New NIH Web Site Promotes Obama’s Embryonic Stem Cell Research Tax-Funding
by Steven Ertelt
September 29, 2009
Washington, DC (LifeNews.com) — The National Institutes of Health has set up a new web site that will further implement the decision by President Barack Obama to force taxpayers to fund embryonic stem cell research. The research has yet to help any patients, unlike the use of adult stem cells which has proven particularly useful.
In March, Obama signed an executive order forcing funding for the unproven research that requires the destruction of human life.
in July, he directed the NIH to adopt rules implementing the decision and now the agency launched a website through which scientists can request their human embryonic stem cell lines receive taxpayer funding.
Eligible lines will appear on the NIH Human Embryonic Stem Cell Registry and NIH director Dr Francis Collins has appointed a working group to assist him in deciding which lines will be approved for federal funds.
The working group reportedly will consist of experts in genetics, law, medicine and ethics and will be chaired by Dr Jeffrey Botkin, a medical ethicist at the University of Utah.
Botkin said he believes he was picked as chairman because of his extensive background in ethical treatment of subjects involved in medical research, and the lack of potential conflicts of interest.
Botkin said he can’t predict how many requests the board will review, but he thinks there will be a plethora of requests for taxpayer funding.
"So many are very anxious to move ahead," he said.
"Stem cells show a lot of promise in medical care because they have the unique capacity to become any tissue type in the human body," Botkin told the Deseret News. "For example, if stem cells can be coaxed into developing into pancreas cells, it may be possible to use them to treat diabetes."
However, the use of adult stem cells has already helped diabetes patients.
Research from April found using adult stem cells is showing further insulin independence for Type 1 diabetes patients.
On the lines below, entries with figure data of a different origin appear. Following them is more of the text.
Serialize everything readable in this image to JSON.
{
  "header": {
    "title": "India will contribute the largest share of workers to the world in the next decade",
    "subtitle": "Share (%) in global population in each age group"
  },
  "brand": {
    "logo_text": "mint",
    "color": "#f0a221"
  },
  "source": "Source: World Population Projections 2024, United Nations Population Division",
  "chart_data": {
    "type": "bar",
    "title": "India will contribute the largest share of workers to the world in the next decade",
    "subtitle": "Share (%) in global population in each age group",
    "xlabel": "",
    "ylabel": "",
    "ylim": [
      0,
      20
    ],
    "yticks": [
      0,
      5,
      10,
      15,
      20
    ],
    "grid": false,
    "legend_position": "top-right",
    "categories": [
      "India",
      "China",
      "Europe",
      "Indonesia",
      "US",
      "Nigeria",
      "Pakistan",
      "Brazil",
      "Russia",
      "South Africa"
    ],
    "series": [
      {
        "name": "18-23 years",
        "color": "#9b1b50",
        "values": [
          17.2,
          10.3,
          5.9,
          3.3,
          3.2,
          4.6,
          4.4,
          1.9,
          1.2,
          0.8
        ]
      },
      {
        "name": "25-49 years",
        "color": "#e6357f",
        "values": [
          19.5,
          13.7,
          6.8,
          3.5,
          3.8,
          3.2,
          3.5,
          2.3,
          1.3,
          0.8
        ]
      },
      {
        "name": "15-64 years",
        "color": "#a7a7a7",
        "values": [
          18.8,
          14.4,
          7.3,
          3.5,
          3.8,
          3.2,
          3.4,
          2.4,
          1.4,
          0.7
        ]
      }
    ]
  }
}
The study, led by Richard Burt of Northwestern University’s Feinberg School of Medicine in Chicago, is the second in the last two years to show significant progress in diabetes using the noncontroversial stem cells.
It showed patients receiving injections with adult stem cells were able to go as long as four years without having to rely on insulin shots.
In a new paper published in the Journal of the American Medical Association, Burt and his colleagues show how the majority of patients with type 1, or juvenile, diabetes who underwent a certain type of stem cell transplantation became insulin free.